The best thing about summer in the lab is that one can blast the Sweeny Todd and Rocky Horror Picture Show soundtracks as loud as one pleases *. Blogging has been and will be a bit sparse, but I’m having a fun summer so far in the lab finishing up the lab work of my second slightly bigger project. We’re also working through our last paper that got some really knowledgeable, thorough, and quite critical review comments …

My halftime seminar will be in August. That’s a pretty scary thought. Well, the seminar itself is decidedly non-scary; it’s rather the fact that I’ve been going for two and a half years. I’m tempted to write it up as a blog post, but I think I’ll wait and write something when the next paper comes out!

Also, I’m attending the Congress of the European Society for Evolutionary Biology in Lisbon in August. If you’re there, stop by my poster for domestication genomics goodness and to say hello to me and my crocheted chicken mascot!

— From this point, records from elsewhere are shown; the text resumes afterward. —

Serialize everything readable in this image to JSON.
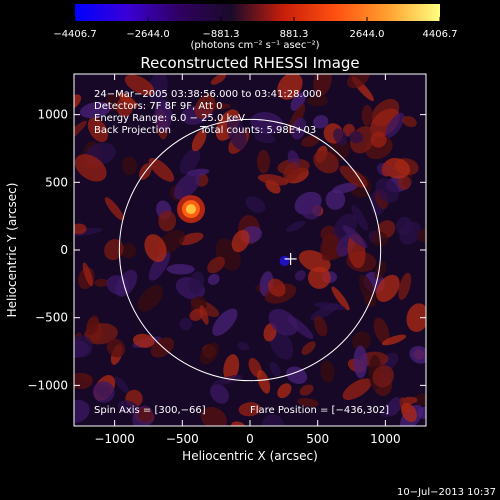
{
  "chart_data": {
    "type": "heatmap",
    "title": "Reconstructed RHESSI Image",
    "xlabel": "Heliocentric X (arcsec)",
    "ylabel": "Heliocentric Y (arcsec)",
    "xlim": [
      -1300,
      1300
    ],
    "ylim": [
      -1300,
      1300
    ],
    "x_ticks": [
      -1000,
      -500,
      0,
      500,
      1000
    ],
    "x_tick_labels": [
      "−1000",
      "−500",
      "0",
      "500",
      "1000"
    ],
    "y_ticks": [
      -1000,
      -500,
      0,
      500,
      1000
    ],
    "y_tick_labels": [
      "−1000",
      "−500",
      "0",
      "500",
      "1000"
    ],
    "colorbar": {
      "min": -4406.7,
      "max": 4406.7,
      "ticks": [
        -4406.7,
        -2644.0,
        -881.3,
        881.3,
        2644.0,
        4406.7
      ],
      "tick_labels": [
        "−4406.7",
        "−2644.0",
        "−881.3",
        "881.3",
        "2644.0",
        "4406.7"
      ],
      "label": "(photons cm⁻² s⁻¹ asec⁻²)",
      "colors": [
        "#0000ff",
        "#3a00d8",
        "#300060",
        "#1a0a2a",
        "#c81e0a",
        "#ff5010",
        "#ffa030",
        "#ffff80"
      ]
    },
    "annotations": [
      "24−Mar−2005 03:38:56.000 to 03:41:28.000",
      "Detectors: 7F 8F 9F, Att 0",
      "Energy Range: 6.0 − 25.0 keV",
      "Back Projection",
      "Total counts: 5.98E+03",
      "Spin Axis = [300,−66]",
      "Flare Position = [−436,302]"
    ],
    "solar_limb_radius": 965,
    "marker": {
      "x": 300,
      "y": -66,
      "label": "+"
    },
    "bright_source": {
      "x": -436,
      "y": 302,
      "value": 4406.7
    },
    "timestamp": "10−Jul−2013 10:37"
  }
}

(Made and photographed by Anna Nygren.)

*) That is, I’m not alone here, but everyone here this week has good taste.

From Uppsala

On a personal note, I had a great time at the Genetics of Adaptations symposium in Uppsala last Saturday. Pretty much everything was interesting, and I particularly enjoyed the following:

  • Bruce Walsh himself explaining G-matrices and how they can put constraints on evolution. The G-matrix is one of those things I’d very much like to understand, and listening to someone like Bruce Walsh certainly helps. (See e.g. this paper by Walsh & Blows)
  • Matt Rockman talked about some serious QTN work on awesomley weird phenotypes: worms depositing copulatory plugs on each other’s and their own heads. (See e.g. Palopoli et al.)
  • Saunak Sen spoke about mapping of function-valued traits, probably the most interesting talk to me. He concentrated on traits that are functions of one variable, namely time. (See Xiong et al.) However the most interesting to me (as a gene expression enthusiast) would be traits that are, as he put it, ”massively multivariate”, like eQTL data. In that case, there’s not really an obvious analogue of time, i.e. something that the values from one individual are a function of. I eagerly await what people might come up with in that regard.

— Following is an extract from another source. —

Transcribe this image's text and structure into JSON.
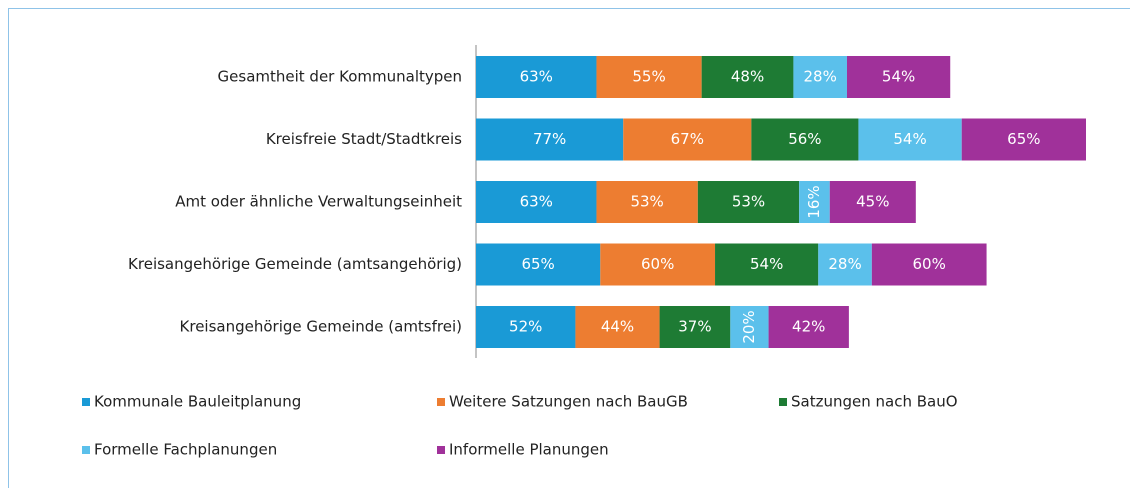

It was a really fun time, and Uppsala is always nice. I’ll have to make sure to be there when the evolution museum is open some time. I always get the feeling that I should be better at, you know, networking at these things, but I had a couple of interesting conversations about making sense of gene expression results (incidentally, something that I’m very likely to blog about in the near future).